Writing for posterity, rather than for an immediate cruiseship tourist market, White is able to admit that the sea passage was downright dull, most of the time, and shore stops weren’t much better. Just a few samples: “Ketchikan was our first Alaskan port of call and the scene of the passengers’ first disillusionment.”

Later, the group arrives at Taku Glacier, and the passengers dress up and prepare to be amazed by a thundering glacier, only to find out that “Taku, in the manner of glaciers, was sulking in its tent and taking its own sweet time about discharging into the sea; it needed prodding.” The passengers hang at the rail for an hour, while a crewmember fires a rifle at the ice, trying to force the glacier to calve. Much later, a piece of ice finally breaks away, but most of the passengers miss it, having wearily retreated to the dining saloon.

Even farther north, at Unalaska, some passengers – “ineffably sad and uprooted” — give up on tourism altogether, choosing to stay on the boat rather than explore shore, where there are no guarantees of seeing anything special. White, on the other hand, heads ashore alone and experiences one of those truly wondrous moments that happen after false expectations have ebbed, to be replaced by spontaneous appreciation. “By some standards, the place could have been called dead, but, walking the length of Unalaska at the foot of the green, tumbled hills, alone and wonder-struck, I felt more alive than I had ever felt before in my life.”

But worry not, the epiphanies and clear, honest writing don’t last long. White returns to the perspective of his youthful, “dippy” (his word) self, ending the essay with more bad poetry. Just a taste from a romantic poem called “Chantecler”, which read aloud at the dinner table the other night, had my kids and me laughing out loud. It gets flatter and funnier with each successive reading:

“How many orders of beef have you passed over the counter,
Girl with white arms, since I’ve been gone?
How many times have you said,
‘Gravy?’
Your arms are still white,
And you’re still the thing in all the room
That transcends foodstuffs.”

4 thoughts on “E. B. White in Alaska, 1923”

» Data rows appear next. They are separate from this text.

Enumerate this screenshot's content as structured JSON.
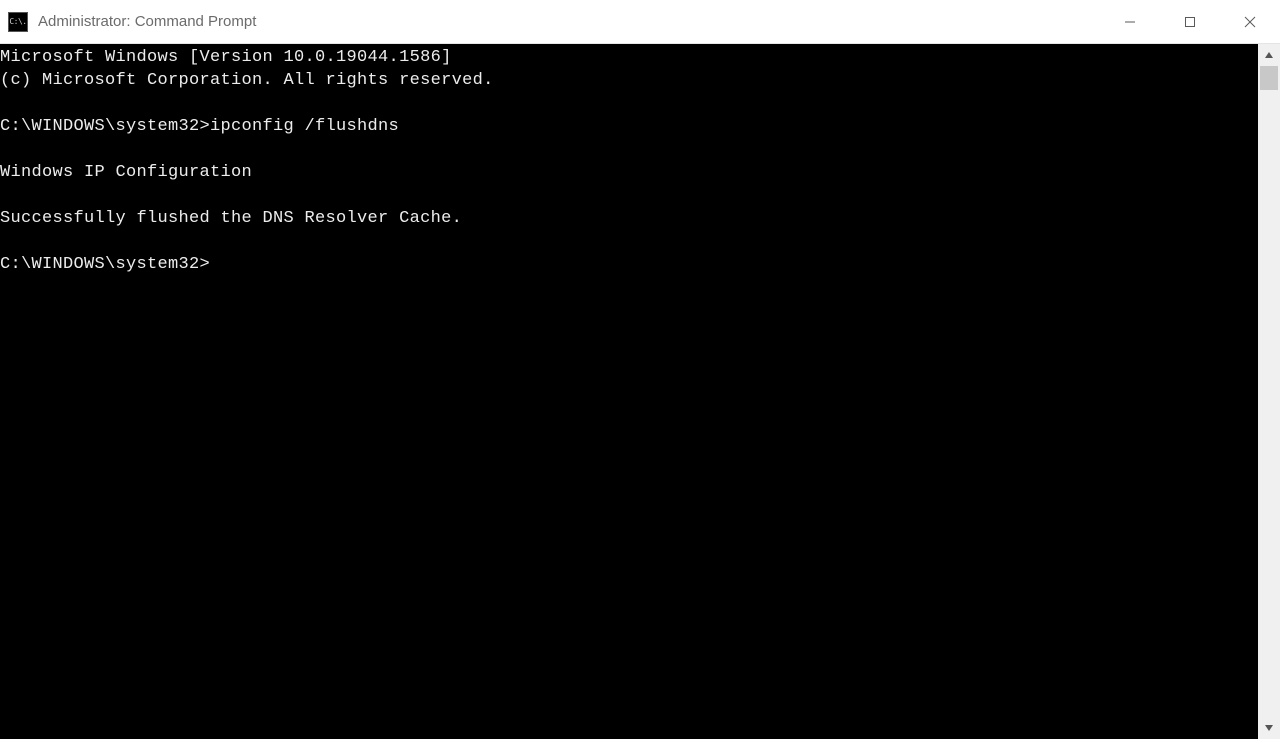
{
  "window": {
    "title": "Administrator: Command Prompt",
    "icon_text": "C:\\."
  },
  "terminal": {
    "lines": [
      "Microsoft Windows [Version 10.0.19044.1586]",
      "(c) Microsoft Corporation. All rights reserved.",
      "",
      "C:\\WINDOWS\\system32>ipconfig /flushdns",
      "",
      "Windows IP Configuration",
      "",
      "Successfully flushed the DNS Resolver Cache.",
      "",
      "C:\\WINDOWS\\system32>"
    ]
  }
}
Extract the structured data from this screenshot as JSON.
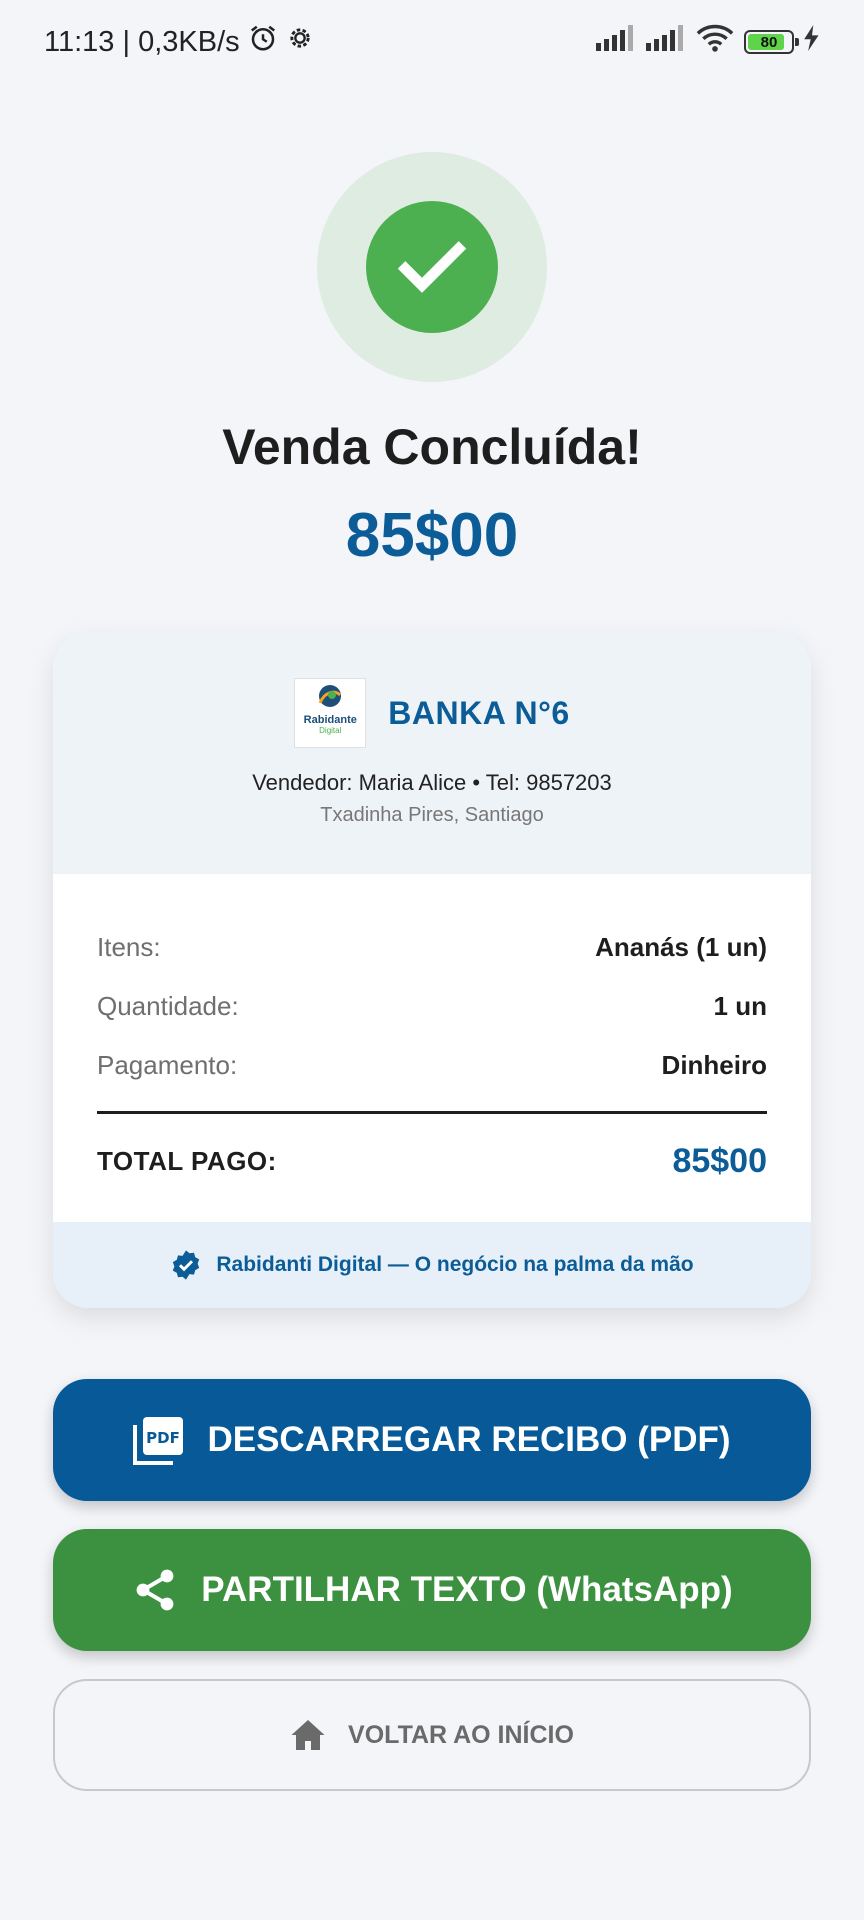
{
  "status_bar": {
    "time_info": "11:13 | 0,3KB/s",
    "battery": "80"
  },
  "success": {
    "title": "Venda Concluída!",
    "amount": "85$00"
  },
  "receipt": {
    "logo_name": "Rabidante",
    "logo_sub": "Digital",
    "store_name": "BANKA N°6",
    "vendor": "Vendedor: Maria Alice • Tel: 9857203",
    "location": "Txadinha Pires, Santiago",
    "rows": [
      {
        "label": "Itens:",
        "value": "Ananás (1 un)"
      },
      {
        "label": "Quantidade:",
        "value": "1 un"
      },
      {
        "label": "Pagamento:",
        "value": "Dinheiro"
      }
    ],
    "total_label": "TOTAL PAGO:",
    "total_value": "85$00",
    "footer": "Rabidanti Digital — O negócio na palma da mão"
  },
  "actions": {
    "pdf_label": "DESCARREGAR RECIBO (PDF)",
    "share_label": "PARTILHAR TEXTO (WhatsApp)",
    "home_label": "VOLTAR AO INÍCIO"
  },
  "colors": {
    "primary_blue": "#0b5c97",
    "success_green": "#4caf50",
    "share_green": "#3b9140"
  },
  "icons": [
    "alarm-icon",
    "settings-icon",
    "signal-icon",
    "wifi-icon",
    "battery-icon",
    "charging-icon",
    "check-icon",
    "verified-badge-icon",
    "pdf-icon",
    "share-icon",
    "home-icon"
  ]
}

  1. What a find. Shooting the glacier to get it to “perform.” And that verse. White does us all a great service, transparently sharing the bad writing of his youth. What good writer doesn’t cringe, looking back on the bad stuff? (And youth isn’t always a factor. I can find nonsense I wrote just last week.) To put it out there – that’s a writer with little angst about who he is and where he’s going.

  2. Thanks, Andromeda, for unearthing this gem. Travel writing too often indulges in oooh-ing and aaah-ing, to the exclusion of dross and dreariness. Love the quote in the third paragraph — it could come straight out of my resume.